Description
Spherical tokamaks are an economically attractive concept for a fusion power plant, as they operate at high $\beta_{N}$. The low aspect ratio of spherical tokamaks naturally facilitates operation of highly elongated ($\kappa \approx 2.5$) plasmas which leads to high non-inductive bootstrap fractions. Operation at high elongation can pose additional vertical stability challenges, however coupling high triangularity ($\delta$) and high elongation naturally facilitates operation at high $\beta_{p}$, which is stabilizing for low toroidal mode number $n$ MHD instabilities. High triangularity has a strong stabilizing effect on ideal ballooning modes (IBMs) which impose a limit on the maximum achievable $\beta_{N}$.

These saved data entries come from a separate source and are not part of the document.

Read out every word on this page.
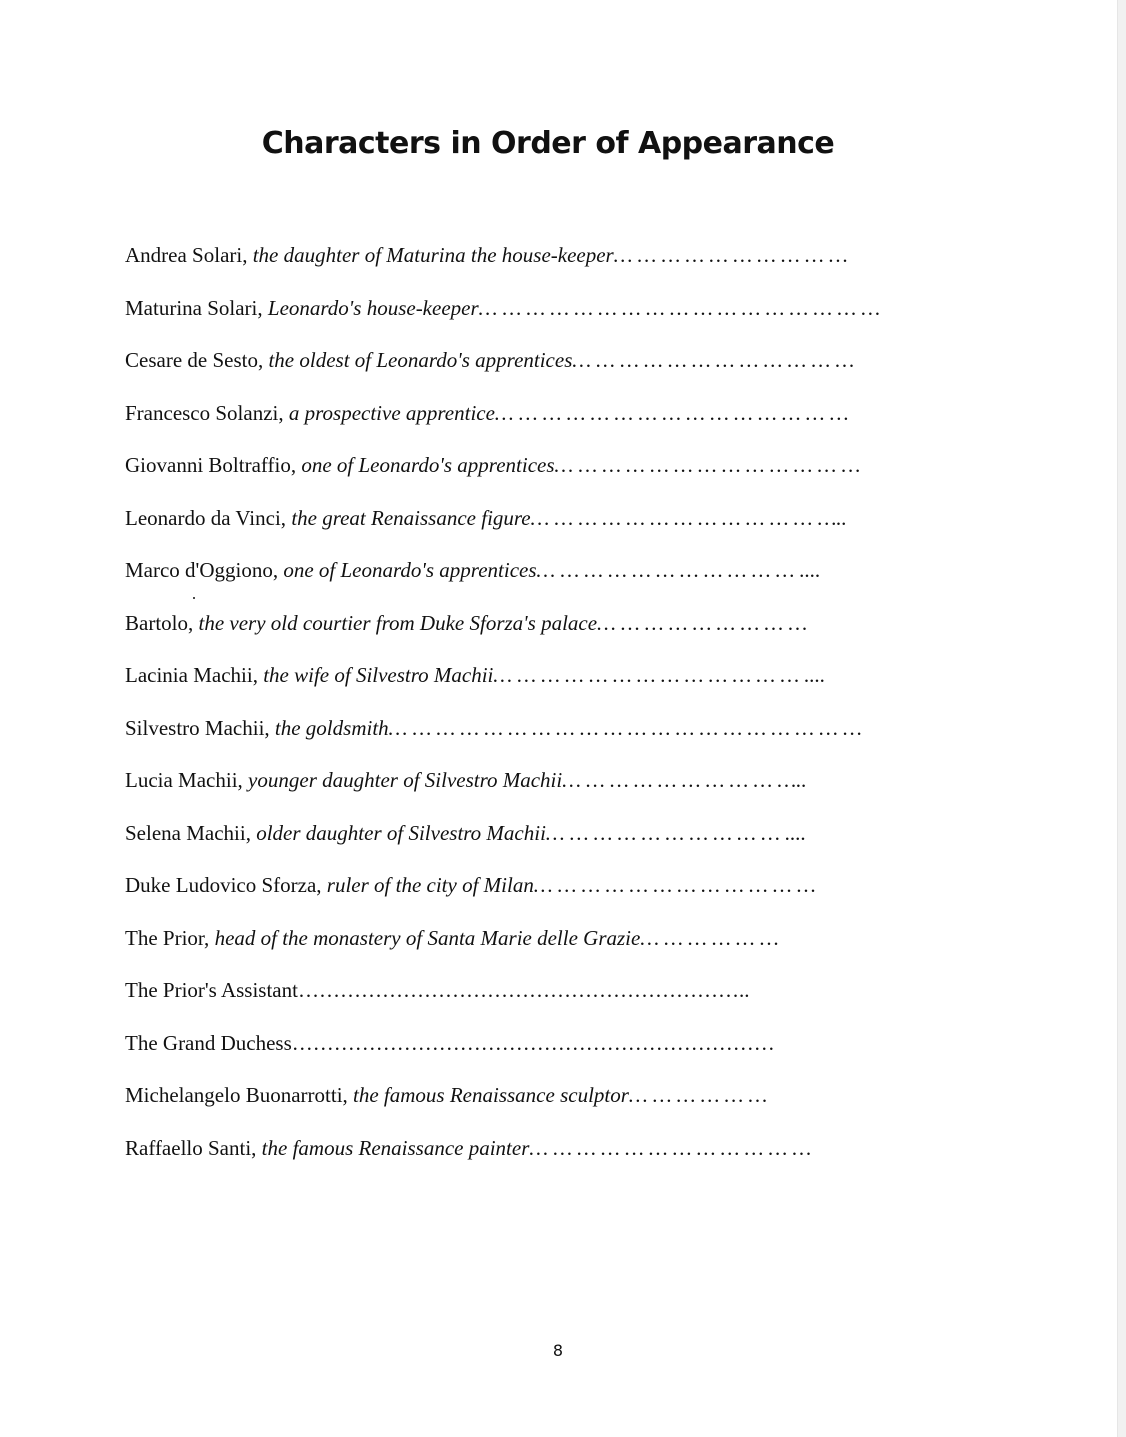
Characters in Order of Appearance
Andrea Solari, the daughter of Maturina the house-keeper… … … … … … … … … …
Maturina Solari, Leonardo's house-keeper… … … … … … … … … … … … … … … … …
Cesare de Sesto, the oldest of Leonardo's apprentices… … … … … … … … … … … …
Francesco Solanzi, a prospective apprentice… … … … … … … … … … … … … … …
Giovanni Boltraffio, one of Leonardo's apprentices… … … … … … … … … … … … …
Leonardo da Vinci, the great Renaissance figure… … … … … … … … … … … … …..
Marco d'Oggiono, one of Leonardo's apprentices… … … … … … … … … … … ....
Bartolo, the very old courtier from Duke Sforza's palace… … … … … … … … …
Lacinia Machii, the wife of Silvestro Machii… … … … … … … … … … … … … ....
Silvestro Machii, the goldsmith… … … … … … … … … … … … … … … … … … … …
Lucia Machii, younger daughter of Silvestro Machii… … … … … … … … … …..
Selena Machii, older daughter of Silvestro Machii… … … … … … … … … … ....
Duke Ludovico Sforza, ruler of the city of Milan… … … … … … … … … … … …
The Prior, head of the monastery of Santa Marie delle Grazie… … … … … …
The Prior's Assistant………………………………………………………..
The Grand Duchess……………………………………………………………
Michelangelo Buonarrotti, the famous Renaissance sculptor… … … … … …
Raffaello Santi, the famous Renaissance painter… … … … … … … … … … … …
8
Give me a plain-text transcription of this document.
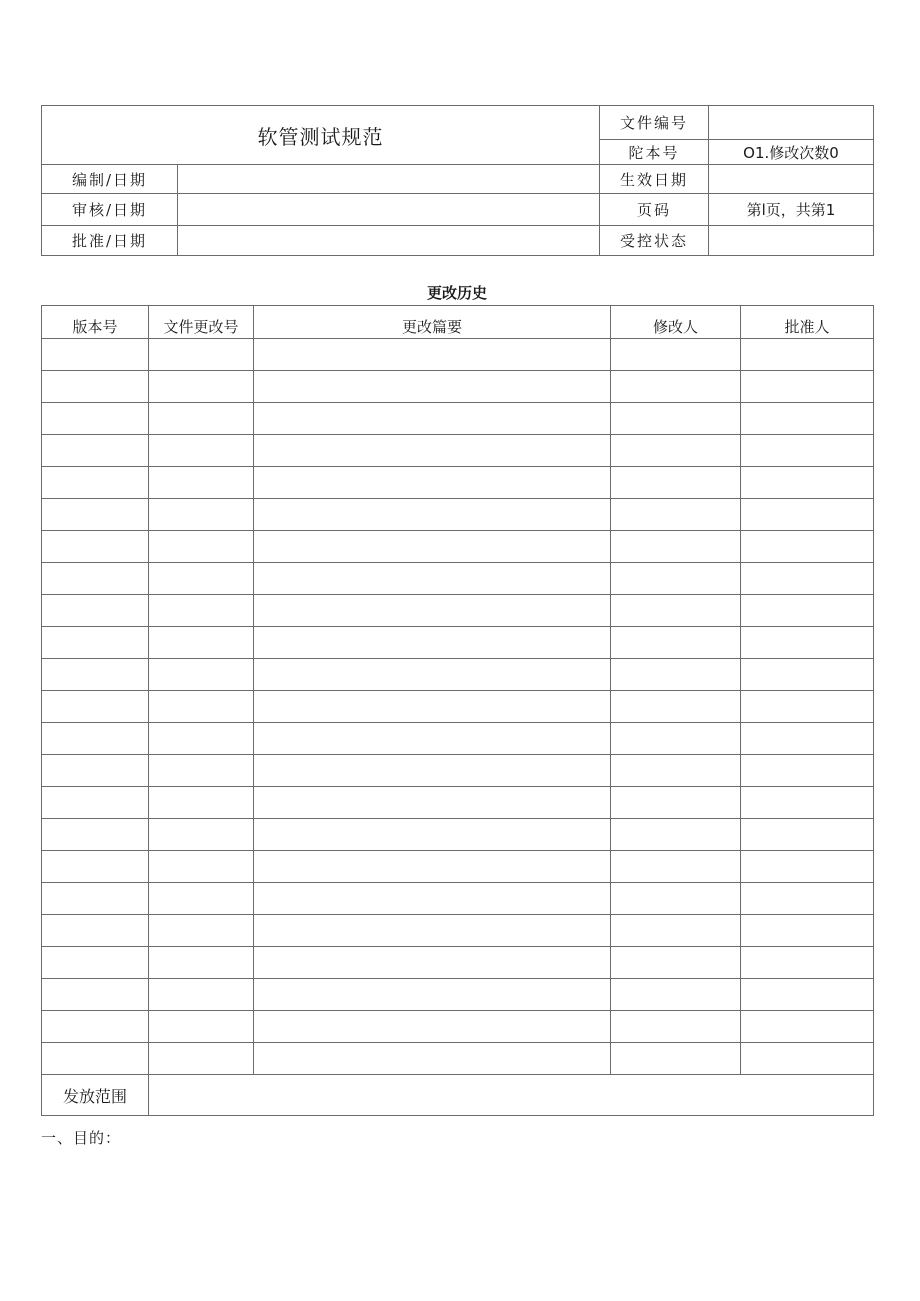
软管测试规范		文件编号	
		陀本号	O1.修改次数0
编制/日期		生效日期	
审核/日期		页码	第l页，共第1
批准/日期		受控状态	
更改历史
版本号	文件更改号	更改篇要	修改人	批准人

发放范围				
一、目的：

This work analyses the MHD stability of the recently developed high elongation MAST-U plasma scenario, achieving a plasma current flat top shaping target of $\kappa = 2.5$ and a standard "medium" elongation scenario at $\kappa = 2$. A triangularity scan of $\delta = 0.4 - 0.55$ was performed in both the medium and high $\kappa$ cases. At both medium and high elongation $\beta_{N} \approx 2.5-3$ is achieved with $\beta_{e} \approx 5\%$. Low $n$ MHD activity is reduced in the early plasma current flat top in the high $\kappa$ case due to a slow $\beta_{N}$ evolution compared to the medium $\kappa$ scenario.
Finally, the impact of the plasma current ramp rate in the high $\kappa$ scenario is assessed. The high $\kappa$ fast ramp rate scenario exhibits a strongly reverse shear $q$ profile which leads to an elevated $q_{\mathrm{min}}$, delaying the onset of a confinement degrading $2/1$ tearing instability. The magnetic shear $\hat{s} = \frac{r}{q}\frac{dq}{dr}$ evolution is compared in the medium and high $\kappa$ cases and calculation of the ideal ballooning stability (IBM) is performed using the Pyrokinetics workflow.